September 17
 


 
 
 

What's happening??  I haven't written because what is there to say?  I'm still out on strike.  I'm into my second almost full week of picketing.  Picketing has been a real eye opener for me, in a lot of ways.  I wear a sign.  I walk around.  There's been a ton of food--today, in front of my building, there was a block party.  FIVE grills were set up.  Two deep fryers.  Six long tables of food.  A DJ.  The street was closed.  It was a delight to watch the doctors pour out from the surrounding buildings, shaking their angry fists at the police, complaining about the noise and the traffic.  I overheard one doctor scream at a striker that we were being "highly inappropriate".  The strike snapped back "Well, tell the president to SETTLE!! GO COMPLAIN TO HIM."  The doctor stomped off to talk to a cop, who shrugged and said "They have a permit."

What's been interesting to see is how people react to me.  People I deal with EVERY DAY when I'm working pretend they don't see me standing there.  They suddenly become fascinated with the clouds or a lump of gum on the ground.  It's awkward, to say the least.  I imagine that when this is all finally settled going back to work is going to feel strange, because I've gotten used to NOT being there.  I mean, other than the no money thing (and honestly, I get picket pay.  Not as much as I'd make working, but it's SOMETHING.)  I'm kind of liking it.  What's not to like?  I stand outside.  The weather has been beautiful.  Like I said, I wear a sign ("ON STRIKE.  Local 34 Local 35").  I get free coffee and food.  People are friendly (other picketers, I mean).  I haven't heard of too many instances where picketers were harrassing people going in to buildings.  I haven't called anyone a scab.  I haven't flipped or burned cars.  I haven't chanted, although the songs are quite catchy.  Want to hear one?  I'm sure you do!  Sing along at home, if you can:

WE ARE THE UNION!!
THE MIGHTY MIGHTY UNION!!!
WHEREVER WE GO!!!
PEOPLE WANT TO KNOW!!!
WHO WE ARE!!!
AND THIS IS WHAT WE TELL THEM!!!
WE ARE THE UNION!!!!
THE MIGHTY MIGHTY UNION!!!
LOCAL 34!!!!
and
LOCAL 35!!!
1199!!!!
ANNNNND GESO!!!!!!!!!!!!!!!!!!!!
 
 

Isn't that awesome?  I haven't chanted, and yet, I have it memorized.  Go figure.  It's just THAT catchy!!!

The union has been pretty cool about paying some of my bills, though, so I'm not going to knock it.  When I run out of money totally, it might be a different story.


Speaking of running out of money!
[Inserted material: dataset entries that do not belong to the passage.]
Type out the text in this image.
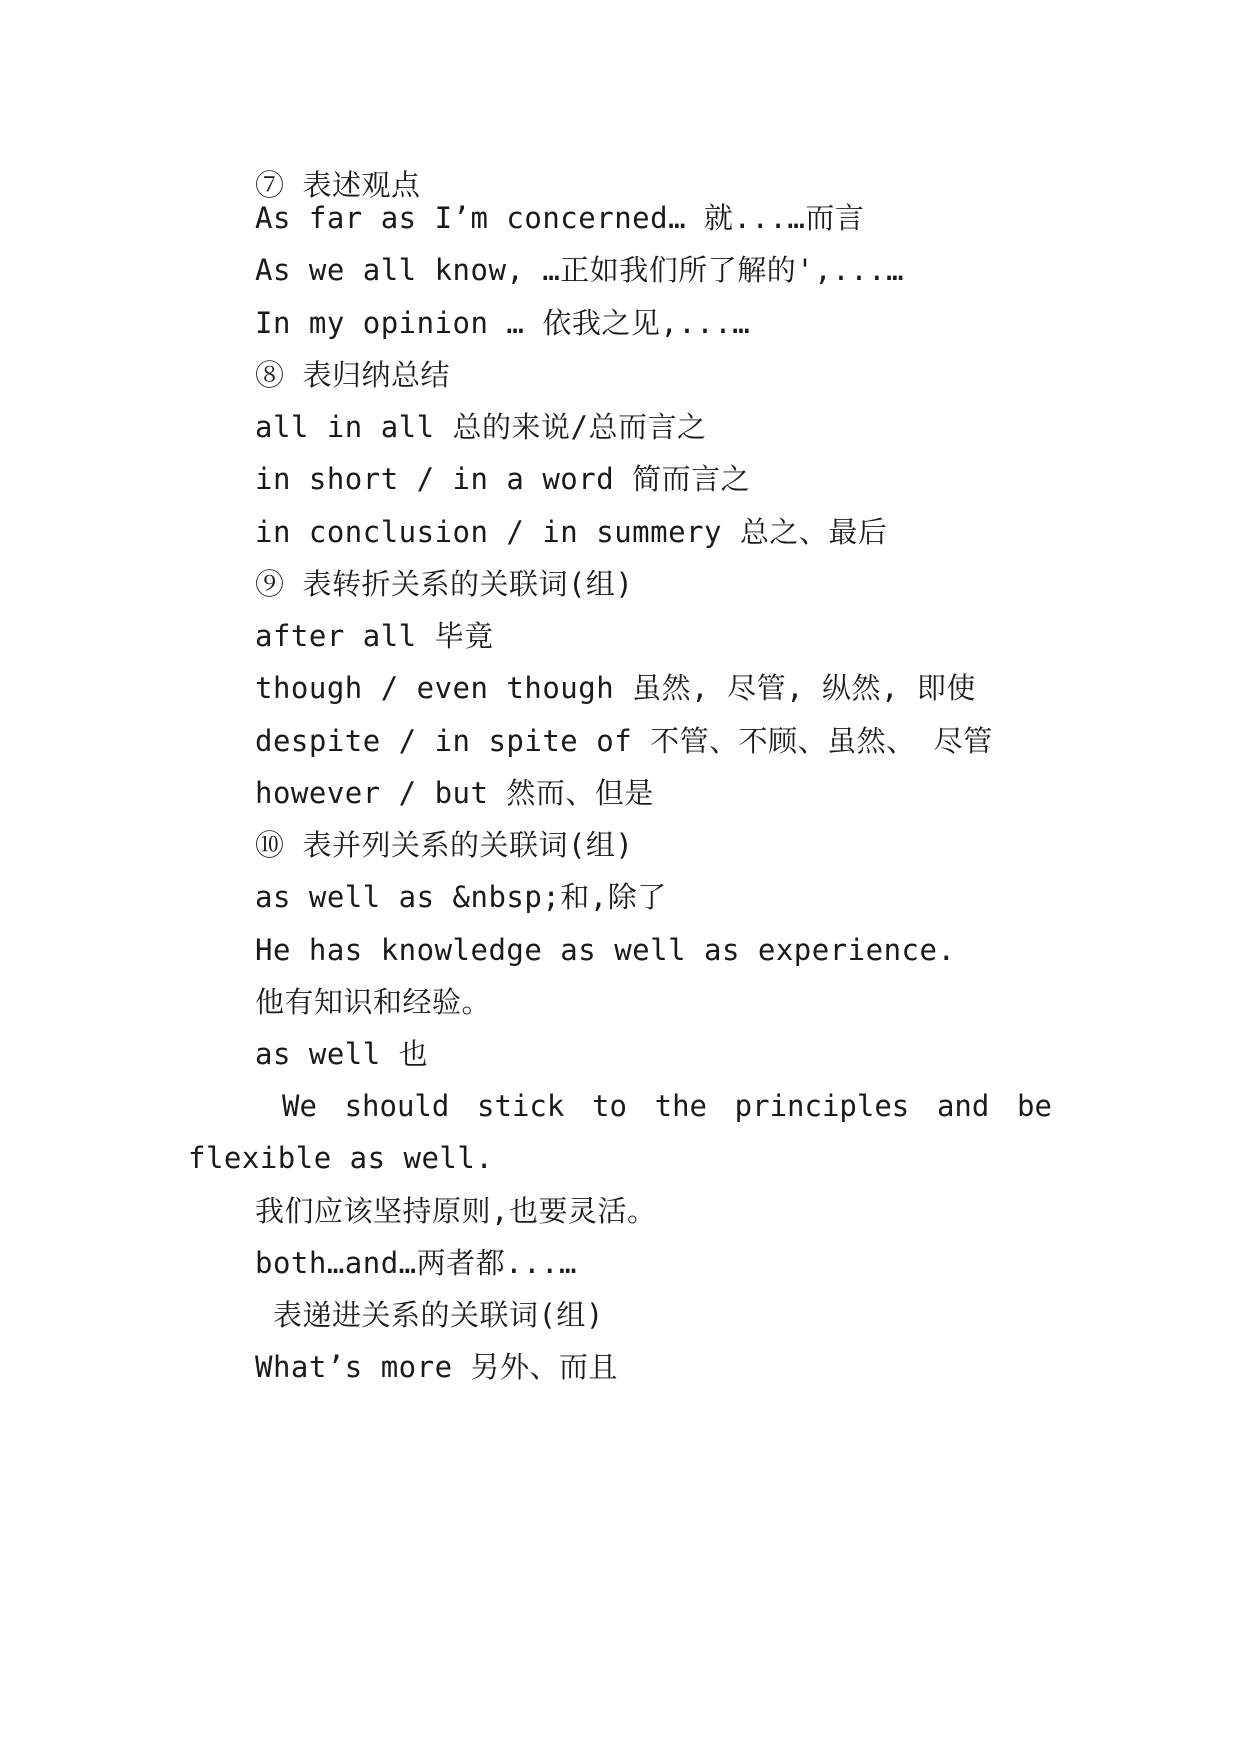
⑦ 表述观点
As far as I’m concerned… 就...…而言
As we all know, …正如我们所了解的',...…
In my opinion … 依我之见,...…
⑧ 表归纳总结
all in all 总的来说/总而言之
in short / in a word 简而言之
in conclusion / in summery 总之、最后
⑨ 表转折关系的关联词(组)
after all 毕竟
though / even though 虽然, 尽管, 纵然, 即使
despite / in spite of 不管、不顾、虽然、 尽管
however / but 然而、但是
⑩ 表并列关系的关联词(组)
as well as &nbsp;和,除了
He has knowledge as well as experience.
他有知识和经验。
as well 也
We should stick to the principles and be
flexible as well.
我们应该坚持原则,也要灵活。
both…and…两者都...…
表递进关系的关联词(组)
What’s more 另外、而且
This is the weekend Nicole and I head for Atlantic City--hurricane be damned.  We've been planning it for months.  Nick burned 6 cds of MP3s for us for the trip.  I have my fancy clothes all lined up, batteries in my digital camera, and energy to spare.  Coincidentally, the Miss America pagent is ALSO going on this weekend, and of the maybe 7 times I've been to AC in my life, this will be the THIRD time Miss A. is happening while I'm there.  The boardwalk of AC is pretty funny anyhow, what with the RANTING NUTBAGS who skulk around.  When you throw sash-wearing Miss Americas posing for photos with horny businessmen?! Why, that's a recipe for hilarity, right there.

I'm sure I've told this story, but I'll tell it again, because other than my honeymoon (yes, we went to Atlantic City for part of the time.  You have a problem with that?) this is the best thing that ever happened to me there (well, okay, the fact that I bought a mix tape with a song called "Let Me Be Your Underwear!*" on it was pretty damn funny, too).  My family from Indiana (Aunt, Uncle, 2 cousins) were visiting Brooklyn (I still lived in NY at the time--I was probably 22 or thereabouts) and they decided that driving down to Atlantic City would be a great, fun way to spend a day.
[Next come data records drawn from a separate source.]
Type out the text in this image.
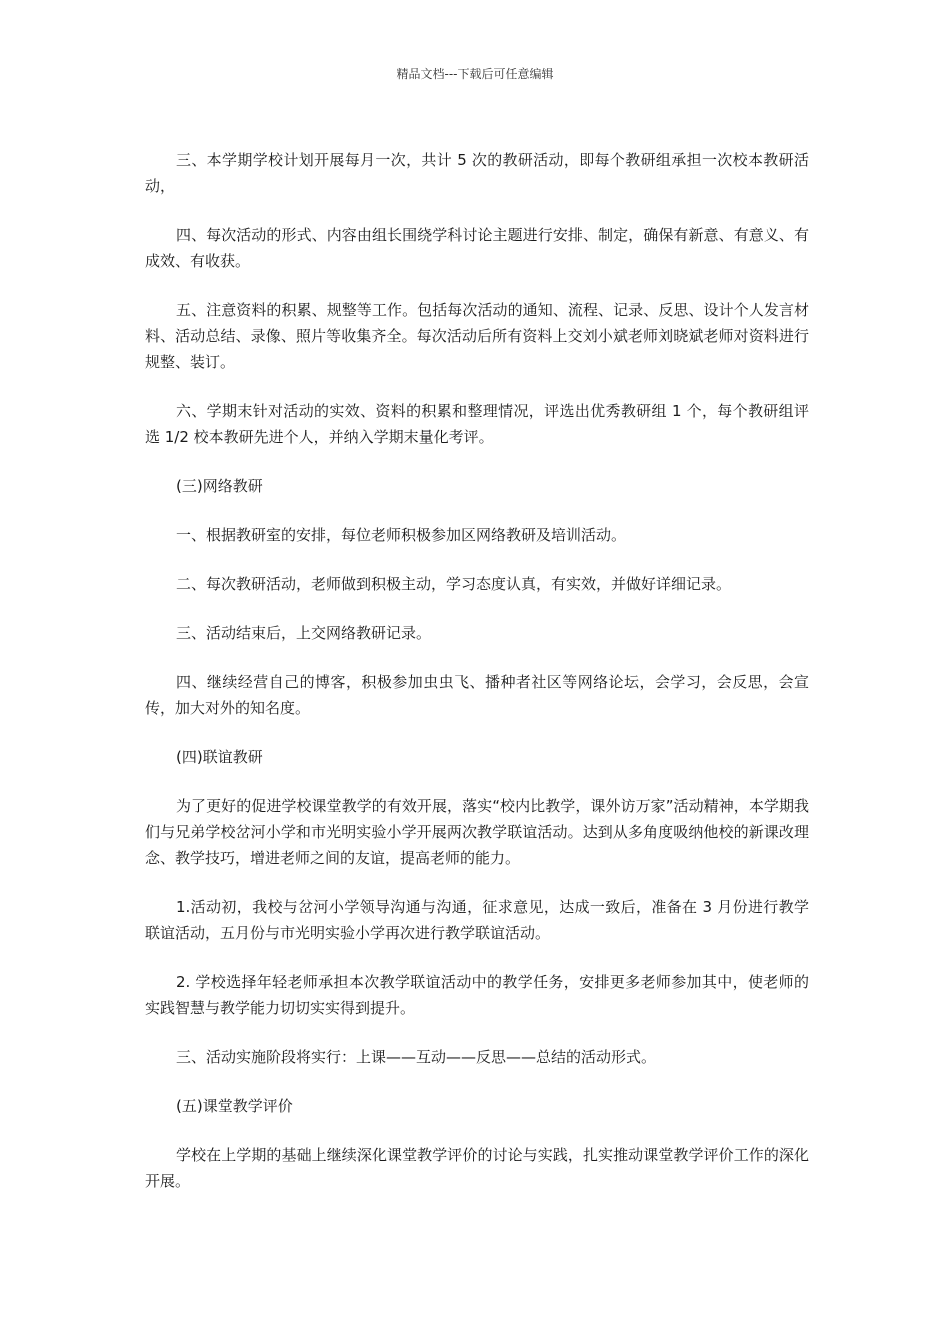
精品文档---下载后可任意编辑

三、本学期学校计划开展每月一次，共计 5 次的教研活动，即每个教研组承担一次校本教研活动，

四、每次活动的形式、内容由组长围绕学科讨论主题进行安排、制定，确保有新意、有意义、有成效、有收获。

五、注意资料的积累、规整等工作。包括每次活动的通知、流程、记录、反思、设计个人发言材料、活动总结、录像、照片等收集齐全。每次活动后所有资料上交刘小斌老师刘晓斌老师对资料进行规整、装订。

六、学期末针对活动的实效、资料的积累和整理情况，评选出优秀教研组 1 个，每个教研组评选 1/2 校本教研先进个人，并纳入学期末量化考评。

(三)网络教研

一、根据教研室的安排，每位老师积极参加区网络教研及培训活动。

二、每次教研活动，老师做到积极主动，学习态度认真，有实效，并做好详细记录。

三、活动结束后，上交网络教研记录。

四、继续经营自己的博客，积极参加虫虫飞、播种者社区等网络论坛，会学习，会反思，会宣传，加大对外的知名度。

(四)联谊教研

为了更好的促进学校课堂教学的有效开展，落实“校内比教学，课外访万家”活动精神，本学期我们与兄弟学校岔河小学和市光明实验小学开展两次教学联谊活动。达到从多角度吸纳他校的新课改理念、教学技巧，增进老师之间的友谊，提高老师的能力。

1.活动初，我校与岔河小学领导沟通与沟通，征求意见，达成一致后，准备在 3 月份进行教学联谊活动，五月份与市光明实验小学再次进行教学联谊活动。

2. 学校选择年轻老师承担本次教学联谊活动中的教学任务，安排更多老师参加其中，使老师的实践智慧与教学能力切切实实得到提升。

三、活动实施阶段将实行：上课——互动——反思——总结的活动形式。

(五)课堂教学评价

学校在上学期的基础上继续深化课堂教学评价的讨论与实践，扎实推动课堂教学评价工作的深化开展。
We get there, and we all split up.  Megan and Susan (the cousins--Susan is the one who got married this summer) and I took off in one direction.  After a little illicit underaged gambling by them (What? I'm an enabler! Why would I deny them the fun of a slot machine?  What kind of shitty cousin would I be if I did that?), we figured that we shouldn't press our luck (Me:  "I'm old enough to be here legally, and I want to come back some day!!!") and started wandering up the boardwalk.  We came upon a rather large crowd, surrounding a woman playing the electric piano.  WITH HER TOUNGE.
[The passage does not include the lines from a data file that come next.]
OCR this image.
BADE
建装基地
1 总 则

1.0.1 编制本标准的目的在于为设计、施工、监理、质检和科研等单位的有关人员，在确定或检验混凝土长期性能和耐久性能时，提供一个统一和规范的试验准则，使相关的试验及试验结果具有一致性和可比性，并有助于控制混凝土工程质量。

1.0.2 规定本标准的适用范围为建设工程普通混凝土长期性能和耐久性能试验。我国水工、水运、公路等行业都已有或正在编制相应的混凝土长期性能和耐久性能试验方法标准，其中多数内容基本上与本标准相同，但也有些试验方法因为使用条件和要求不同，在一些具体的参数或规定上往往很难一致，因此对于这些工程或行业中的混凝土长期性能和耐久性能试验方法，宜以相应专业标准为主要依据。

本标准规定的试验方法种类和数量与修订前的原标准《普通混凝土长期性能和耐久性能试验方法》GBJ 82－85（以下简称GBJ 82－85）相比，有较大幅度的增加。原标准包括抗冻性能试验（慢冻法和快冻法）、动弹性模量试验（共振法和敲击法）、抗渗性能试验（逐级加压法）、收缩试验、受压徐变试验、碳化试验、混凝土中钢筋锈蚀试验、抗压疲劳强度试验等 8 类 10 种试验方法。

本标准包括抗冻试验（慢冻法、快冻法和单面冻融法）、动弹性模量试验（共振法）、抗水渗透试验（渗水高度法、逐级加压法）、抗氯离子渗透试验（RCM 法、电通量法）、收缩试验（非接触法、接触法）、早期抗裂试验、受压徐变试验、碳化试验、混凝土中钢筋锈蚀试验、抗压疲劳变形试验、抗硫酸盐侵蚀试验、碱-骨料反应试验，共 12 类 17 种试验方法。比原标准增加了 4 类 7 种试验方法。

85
Why, I hear you ask, was she playing the electric piano with her tounge?  Well, because she had no arms or legs.  She was a torso! And nothing more!  She was flat on her stomach on top of some sort of bed with wheels, head dangling over the keyboard, playing with her tounge.   We stood there, slackjawed, not knowing whether to laugh or cry until she finished her song.  Stunned applause followed, and in the silence, Megan yells out "PLAY HEART AND SOUL!!!!!!!!!!!"